Romanos 12:9 “El amor sea sin fingimiento. Aborreced lo malo, seguid lo bueno.”
El amor verdadero no se disfraza ni se aparenta; nace de un corazón transformado por Dios. En un mundo donde muchas veces el amor es superficial o condicionado, este versículo nos llama a vivir un amor genuino, sincero y constante. No basta con decir que amamos, debemos demostrarlo con nuestras acciones. Además, amar correctamente implica tomar una postura firme: rechazar todo lo que es malo y aferrarnos a lo que agrada a Dios. Cuando vivimos así, reflejamos el carácter de Cristo en nuestra vida diaria.

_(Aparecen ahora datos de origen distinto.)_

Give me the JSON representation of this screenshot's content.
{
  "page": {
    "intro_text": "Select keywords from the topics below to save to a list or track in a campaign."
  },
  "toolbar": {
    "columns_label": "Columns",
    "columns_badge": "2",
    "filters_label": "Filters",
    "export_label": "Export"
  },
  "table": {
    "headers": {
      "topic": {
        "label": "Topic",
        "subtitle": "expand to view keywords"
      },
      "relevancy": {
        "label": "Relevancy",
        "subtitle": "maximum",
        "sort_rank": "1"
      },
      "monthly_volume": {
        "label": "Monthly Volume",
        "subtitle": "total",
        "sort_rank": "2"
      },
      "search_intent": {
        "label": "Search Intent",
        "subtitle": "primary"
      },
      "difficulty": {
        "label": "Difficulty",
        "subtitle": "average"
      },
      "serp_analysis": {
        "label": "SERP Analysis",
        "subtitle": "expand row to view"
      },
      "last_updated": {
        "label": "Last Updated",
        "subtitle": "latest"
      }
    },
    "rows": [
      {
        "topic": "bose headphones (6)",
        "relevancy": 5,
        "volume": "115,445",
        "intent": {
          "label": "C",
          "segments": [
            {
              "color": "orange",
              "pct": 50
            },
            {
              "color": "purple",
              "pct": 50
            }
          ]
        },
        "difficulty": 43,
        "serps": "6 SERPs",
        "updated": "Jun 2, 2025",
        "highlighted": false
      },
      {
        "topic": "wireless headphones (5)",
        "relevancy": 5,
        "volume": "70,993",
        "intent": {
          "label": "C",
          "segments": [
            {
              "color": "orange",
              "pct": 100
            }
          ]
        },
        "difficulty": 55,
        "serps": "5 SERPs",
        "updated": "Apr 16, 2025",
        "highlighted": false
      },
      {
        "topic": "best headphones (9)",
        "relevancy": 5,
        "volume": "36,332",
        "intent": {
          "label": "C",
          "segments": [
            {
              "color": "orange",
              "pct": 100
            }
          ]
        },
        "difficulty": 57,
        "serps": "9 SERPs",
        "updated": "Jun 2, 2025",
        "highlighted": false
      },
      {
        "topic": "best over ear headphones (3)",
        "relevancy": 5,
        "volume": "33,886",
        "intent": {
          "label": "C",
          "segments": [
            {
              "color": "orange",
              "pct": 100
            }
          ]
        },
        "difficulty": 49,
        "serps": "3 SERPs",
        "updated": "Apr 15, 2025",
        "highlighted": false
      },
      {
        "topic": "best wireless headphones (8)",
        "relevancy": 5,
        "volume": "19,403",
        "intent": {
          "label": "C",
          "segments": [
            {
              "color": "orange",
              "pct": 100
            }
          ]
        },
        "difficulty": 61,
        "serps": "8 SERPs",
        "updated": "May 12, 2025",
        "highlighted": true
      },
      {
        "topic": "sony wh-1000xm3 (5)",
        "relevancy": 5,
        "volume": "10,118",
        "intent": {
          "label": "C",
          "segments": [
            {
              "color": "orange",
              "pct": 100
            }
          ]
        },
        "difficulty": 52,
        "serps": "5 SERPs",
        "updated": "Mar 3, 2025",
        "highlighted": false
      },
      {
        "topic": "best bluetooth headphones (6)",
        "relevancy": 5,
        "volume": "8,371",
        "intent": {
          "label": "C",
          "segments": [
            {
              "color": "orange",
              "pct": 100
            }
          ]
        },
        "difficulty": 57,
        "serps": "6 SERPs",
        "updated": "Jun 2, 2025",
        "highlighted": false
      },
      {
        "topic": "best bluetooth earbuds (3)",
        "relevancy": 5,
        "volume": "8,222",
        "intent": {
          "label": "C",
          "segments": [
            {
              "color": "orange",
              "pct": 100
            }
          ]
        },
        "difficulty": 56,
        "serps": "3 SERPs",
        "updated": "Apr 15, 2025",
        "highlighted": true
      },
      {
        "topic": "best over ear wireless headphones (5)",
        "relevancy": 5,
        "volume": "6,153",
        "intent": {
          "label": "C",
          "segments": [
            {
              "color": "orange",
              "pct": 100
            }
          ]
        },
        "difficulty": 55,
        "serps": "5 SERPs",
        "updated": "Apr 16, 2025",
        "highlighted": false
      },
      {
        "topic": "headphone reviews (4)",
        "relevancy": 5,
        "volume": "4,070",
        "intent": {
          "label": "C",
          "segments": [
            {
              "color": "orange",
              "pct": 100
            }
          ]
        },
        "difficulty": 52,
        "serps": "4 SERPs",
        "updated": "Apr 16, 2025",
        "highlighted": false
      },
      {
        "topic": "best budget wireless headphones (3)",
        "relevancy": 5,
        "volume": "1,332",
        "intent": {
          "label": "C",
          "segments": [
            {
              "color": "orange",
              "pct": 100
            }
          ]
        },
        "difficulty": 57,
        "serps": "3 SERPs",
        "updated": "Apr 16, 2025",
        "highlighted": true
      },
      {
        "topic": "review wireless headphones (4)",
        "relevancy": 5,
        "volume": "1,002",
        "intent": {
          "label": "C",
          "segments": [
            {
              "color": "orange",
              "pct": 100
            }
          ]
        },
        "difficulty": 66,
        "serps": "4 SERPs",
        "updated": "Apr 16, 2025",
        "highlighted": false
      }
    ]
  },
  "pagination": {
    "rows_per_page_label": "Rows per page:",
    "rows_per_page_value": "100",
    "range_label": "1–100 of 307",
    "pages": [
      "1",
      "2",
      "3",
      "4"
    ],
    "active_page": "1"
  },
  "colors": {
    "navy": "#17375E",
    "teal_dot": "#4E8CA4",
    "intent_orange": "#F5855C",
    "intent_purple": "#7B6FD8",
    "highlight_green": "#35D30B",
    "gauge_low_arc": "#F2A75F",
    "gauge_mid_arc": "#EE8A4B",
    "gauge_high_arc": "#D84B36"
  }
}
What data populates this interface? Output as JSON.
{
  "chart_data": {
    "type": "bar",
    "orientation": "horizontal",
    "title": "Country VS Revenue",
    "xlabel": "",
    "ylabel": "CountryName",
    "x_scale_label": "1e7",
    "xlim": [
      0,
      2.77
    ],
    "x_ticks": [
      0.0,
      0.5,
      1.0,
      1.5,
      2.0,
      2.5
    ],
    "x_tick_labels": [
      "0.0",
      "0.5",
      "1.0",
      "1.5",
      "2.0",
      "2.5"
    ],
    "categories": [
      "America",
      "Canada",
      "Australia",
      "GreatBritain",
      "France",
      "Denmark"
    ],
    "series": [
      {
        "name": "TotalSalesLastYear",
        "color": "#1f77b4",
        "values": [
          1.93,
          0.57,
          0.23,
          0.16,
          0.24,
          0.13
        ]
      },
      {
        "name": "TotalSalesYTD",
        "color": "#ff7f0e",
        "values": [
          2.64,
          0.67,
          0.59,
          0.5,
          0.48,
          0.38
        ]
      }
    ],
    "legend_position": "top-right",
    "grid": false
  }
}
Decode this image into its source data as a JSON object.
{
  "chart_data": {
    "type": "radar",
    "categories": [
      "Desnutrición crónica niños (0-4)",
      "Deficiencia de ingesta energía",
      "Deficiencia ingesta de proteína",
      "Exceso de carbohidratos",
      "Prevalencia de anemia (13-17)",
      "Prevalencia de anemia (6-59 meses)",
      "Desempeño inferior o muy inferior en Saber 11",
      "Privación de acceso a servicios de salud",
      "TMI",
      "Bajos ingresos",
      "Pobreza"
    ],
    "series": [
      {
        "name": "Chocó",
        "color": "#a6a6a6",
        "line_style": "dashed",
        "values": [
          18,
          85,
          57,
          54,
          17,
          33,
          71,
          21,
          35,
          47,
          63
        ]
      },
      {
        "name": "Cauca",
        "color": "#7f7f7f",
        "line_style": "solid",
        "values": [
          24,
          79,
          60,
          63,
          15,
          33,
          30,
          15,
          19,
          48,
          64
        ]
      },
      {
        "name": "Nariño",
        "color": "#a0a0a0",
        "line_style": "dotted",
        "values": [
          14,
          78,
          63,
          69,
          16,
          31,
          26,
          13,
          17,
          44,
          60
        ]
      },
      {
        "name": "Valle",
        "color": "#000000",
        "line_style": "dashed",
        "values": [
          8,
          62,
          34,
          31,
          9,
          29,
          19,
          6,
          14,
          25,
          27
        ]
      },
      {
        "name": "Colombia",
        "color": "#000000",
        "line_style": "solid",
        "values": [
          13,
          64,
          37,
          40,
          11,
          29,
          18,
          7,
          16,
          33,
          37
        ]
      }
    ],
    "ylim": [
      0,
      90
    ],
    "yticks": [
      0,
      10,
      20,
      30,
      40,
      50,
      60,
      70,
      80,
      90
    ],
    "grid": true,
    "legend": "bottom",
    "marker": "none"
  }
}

1 Juan 3:18 “Hijitos míos, no amemos de palabra ni de lengua, sino de hecho y en verdad.” Salmos 97:10 “Los que amáis a Jehová, aborreced el mal…” Amós 5:15 “Aborreced el mal, y amad el bien…”
Oración:
Señor, ayúdame a amar de manera sincera y verdadera. Quita de mi corazón toda hipocresía y enséñame a vivir en integridad. Dame fuerzas para rechazar lo malo y aferrarme siempre a lo bueno. Que mi vida refleje Tu amor en todo momento. Amén.